Unterschiedlicher Meinung sind die beiden Kantonsräte bei der Frage, ob der Klimabericht neue Erkenntnisse enthält. Van Dam verneint dies. Mit der gewählten Methodik sei das auch nicht zu erwarten gewesen, sagt der parteilose Gaiser. «Dadurch hat man die Palette von möglichen und sinnvollen Massnahmen bereits massiv eingeschränkt.» Die Amtsleiter würden sich hüten, «heisse Kartoffeln» zu servieren. Vor allem, wenn das von der Führungsriege nicht getragen werde, so van Dam.

Bei diesem Punkt vertritt Jens Weber eine andere Sichtweise. Der Bericht enthalte durchaus neue Aspekte, betont er. So werde darin konkret auf die Ausserrhoder Verhältnisse eingegangen. «Wir erhalten die Bestätigung über den Klimawandel in unserem Hoheitsgebiet, aber auch Hinweise, wo wir konkret handeln müssen.»

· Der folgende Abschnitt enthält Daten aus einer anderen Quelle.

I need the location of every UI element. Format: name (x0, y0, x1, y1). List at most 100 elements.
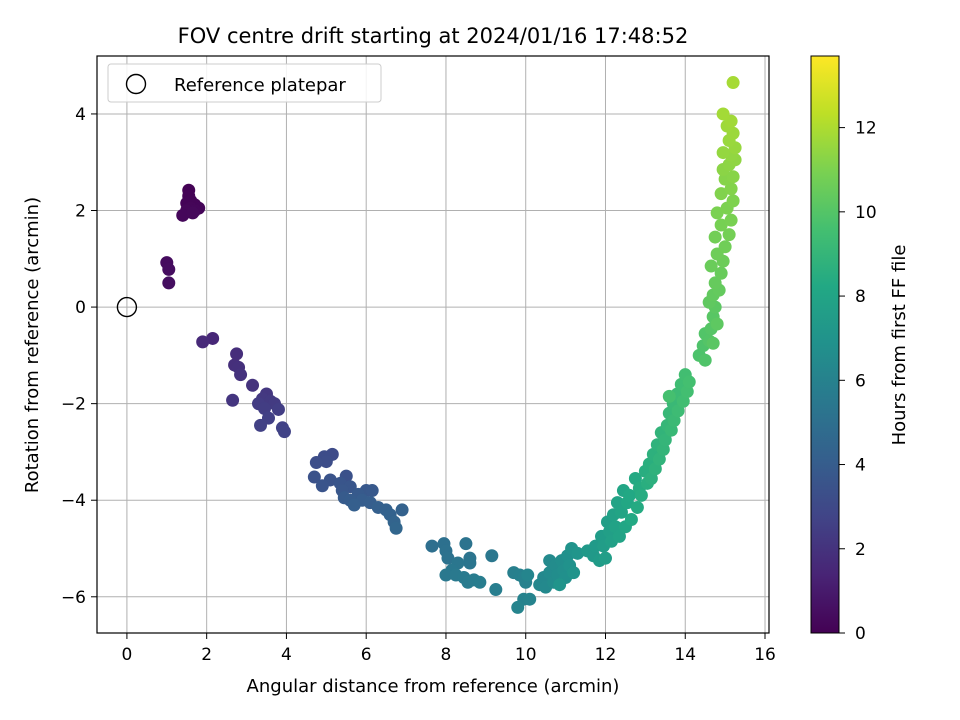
data-point (489, 583, 503, 597)
data-point (176, 208, 190, 222)
y-tick-label: 0 (75, 298, 86, 318)
colorbar: 0 2 4 6 8 10 12 Hours from first FF file (810, 55, 910, 644)
data-point (622, 488, 636, 502)
colorbar-tick-label: 8 (855, 287, 866, 307)
data-point (571, 546, 585, 560)
data-point (234, 368, 248, 382)
data-point (439, 568, 453, 582)
y-axis-ticks: −6 −4 −2 0 2 4 (61, 105, 97, 608)
data-point (186, 206, 200, 220)
data-point (425, 539, 439, 553)
chart-title: FOV centre drift starting at 2024/01/16 … (178, 24, 689, 48)
x-tick-label: 16 (754, 645, 776, 665)
data-point (473, 575, 487, 589)
data-point (567, 566, 581, 580)
reference-point (116, 296, 138, 318)
colorbar-tick-label: 4 (855, 456, 866, 476)
data-point (634, 488, 648, 502)
x-axis-label: Angular distance from reference (arcmin) (247, 676, 620, 697)
data-point (662, 389, 676, 403)
data-point (680, 385, 694, 399)
data-point (682, 375, 696, 389)
x-tick-label: 0 (121, 645, 132, 665)
data-point (612, 529, 626, 543)
y-tick-label: 2 (75, 202, 86, 222)
legend-box (107, 63, 382, 103)
colorbar-gradient (810, 55, 840, 634)
colorbar-tick-label: 0 (855, 624, 866, 644)
data-point (246, 378, 260, 392)
colorbar-tick-label: 12 (855, 119, 877, 139)
data-point (389, 521, 403, 535)
colorbar-tick-label: 6 (855, 371, 866, 391)
data-point (714, 218, 728, 232)
legend-entry-reference: Reference platepar (174, 75, 346, 96)
data-point (309, 456, 323, 470)
x-tick-label: 2 (201, 645, 212, 665)
data-point (598, 551, 612, 565)
data-point (521, 568, 535, 582)
y-tick-label: −4 (61, 491, 86, 511)
data-point (196, 335, 210, 349)
y-axis-label: Rotation from reference (arcmin) (22, 197, 43, 493)
data-point (726, 170, 740, 184)
data-point (307, 470, 321, 484)
data-point (485, 549, 499, 563)
data-point (395, 503, 409, 517)
data-point (630, 500, 644, 514)
data-point (277, 425, 291, 439)
data-point (459, 537, 473, 551)
data-point (726, 76, 740, 90)
data-point (624, 513, 638, 527)
data-point (230, 347, 244, 361)
data-point (463, 556, 477, 570)
data-point (656, 443, 670, 457)
data-point (714, 266, 728, 280)
data-point (206, 331, 220, 345)
data-point (714, 187, 728, 201)
data-point (523, 592, 537, 606)
data-point (365, 484, 379, 498)
data-point (319, 455, 333, 469)
plot-frame (96, 55, 770, 634)
data-point (724, 213, 738, 227)
data-point (441, 551, 455, 565)
y-tick-label: −6 (61, 588, 86, 608)
reference-marker-icon (125, 73, 147, 95)
data-point (254, 418, 268, 432)
x-tick-label: 4 (281, 645, 292, 665)
data-points (160, 76, 742, 614)
colorbar-tick-label: 2 (855, 540, 866, 560)
data-point (315, 479, 329, 493)
data-point (704, 259, 718, 273)
data-point (511, 600, 525, 614)
colorbar-tick-label: 10 (855, 203, 877, 223)
data-point (722, 228, 736, 242)
legend: Reference platepar (107, 63, 382, 103)
x-tick-label: 14 (674, 645, 696, 665)
grid (97, 56, 769, 633)
x-tick-label: 6 (361, 645, 372, 665)
data-point (162, 262, 176, 276)
data-point (710, 206, 724, 220)
x-axis-ticks: 0 2 4 6 8 10 12 14 16 (121, 633, 776, 665)
y-tick-label: −2 (61, 395, 86, 415)
data-point (162, 276, 176, 290)
data-point (710, 317, 724, 331)
data-point (718, 240, 732, 254)
data-point (724, 182, 738, 196)
data-point (271, 402, 285, 416)
data-point (716, 107, 730, 121)
data-point (553, 578, 567, 592)
x-tick-label: 12 (595, 645, 617, 665)
data-point (698, 353, 712, 367)
data-point (658, 433, 672, 447)
data-point (614, 505, 628, 519)
x-tick-label: 8 (441, 645, 452, 665)
data-point (708, 276, 722, 290)
data-point (726, 194, 740, 208)
colorbar-label: Hours from first FF file (889, 245, 910, 446)
data-point (716, 146, 730, 160)
data-point (706, 336, 720, 350)
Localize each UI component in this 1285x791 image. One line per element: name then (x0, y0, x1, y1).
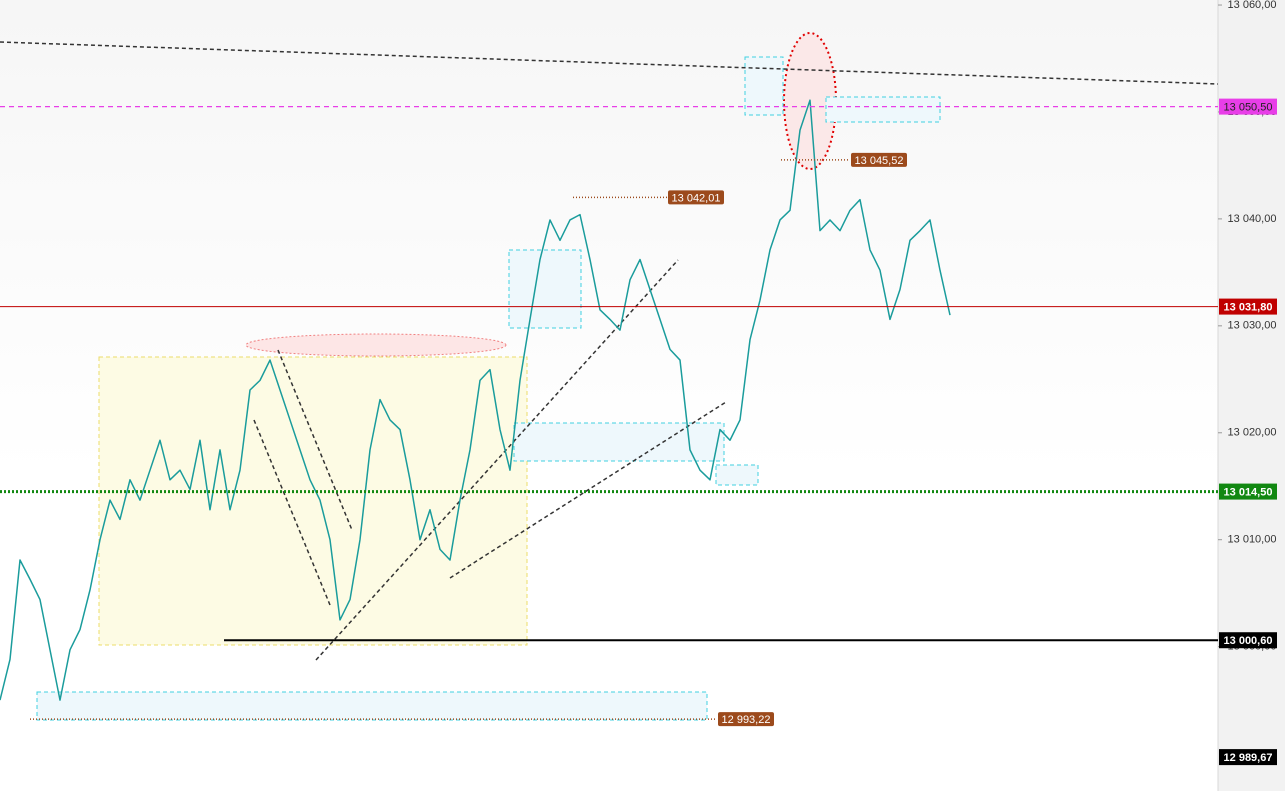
trend-line (253, 419, 331, 606)
trend-line (277, 349, 353, 531)
highlight-ellipse (245, 333, 507, 357)
trend-line (449, 401, 727, 579)
price-level-label: 13 050,50 (1224, 102, 1273, 114)
y-tick-label: 13 010,00 (1228, 534, 1277, 546)
zone-box (36, 691, 708, 721)
annotation-label: 13 045,52 (855, 155, 904, 167)
zone-box (715, 464, 759, 486)
price-level-label: 13 000,60 (1224, 635, 1273, 647)
zone-box (825, 96, 941, 123)
y-tick-label: 13 060,00 (1228, 0, 1277, 11)
price-level-tag (1219, 98, 1277, 115)
price-level-label: 13 031,80 (1224, 301, 1273, 313)
drawings (0, 32, 1219, 721)
price-level-label: 13 014,50 (1224, 486, 1273, 498)
y-tick-label: 13 040,00 (1228, 213, 1277, 225)
price-level-label: 12 989,67 (1224, 752, 1273, 764)
annotation-tag (668, 190, 724, 205)
price-level-tag (1219, 298, 1277, 315)
price-level-tag (1219, 483, 1277, 500)
zone-box (744, 56, 784, 116)
zone-box (508, 249, 582, 329)
trend-line (0, 41, 1219, 85)
price-level-tag (1219, 749, 1277, 766)
price-line (0, 99, 951, 701)
annotation-tag (851, 152, 907, 167)
annotation-tag (718, 712, 774, 727)
axis-panel (1218, 0, 1285, 791)
y-tick-label: 13 020,00 (1228, 427, 1277, 439)
annotation-label: 13 042,01 (672, 192, 721, 204)
price-level-tag (1219, 632, 1277, 649)
y-tick-label: 13 030,00 (1228, 320, 1277, 332)
annotation-label: 12 993,22 (722, 714, 771, 726)
range-box (98, 356, 528, 646)
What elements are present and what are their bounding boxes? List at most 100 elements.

Bericht als Grundlage für eine Klimastrategie

Immerhin: Beide Postulanten gehen davon aus, dass es künftig notwendig sein wird, all paar Jahre einen Klimabericht zu erarbeiten. Nach Ansicht Webers bildet dieser die Grundlage für eine Ausserrhoder Klimastrategie. Diese könnte dann mit einem Monitoring im Rechenschaftsbericht der Regierung überprüft werden. Ähnlich argumentiert van Dam.

Für ihn ist die aktuelle Coronakrise ein Auftakt für das, was mit dem Klimawandel in den nächsten Jahrzehnten schleichend auf den Kanton zukommen wird. «Ich erwarte, dass wir ein solches Instrument wie den Klimabericht alle paar Jahre brauchen werden, wie ein Regierungsprogramm oder einen Aufgaben- und Finanzplan», sagt van Dam.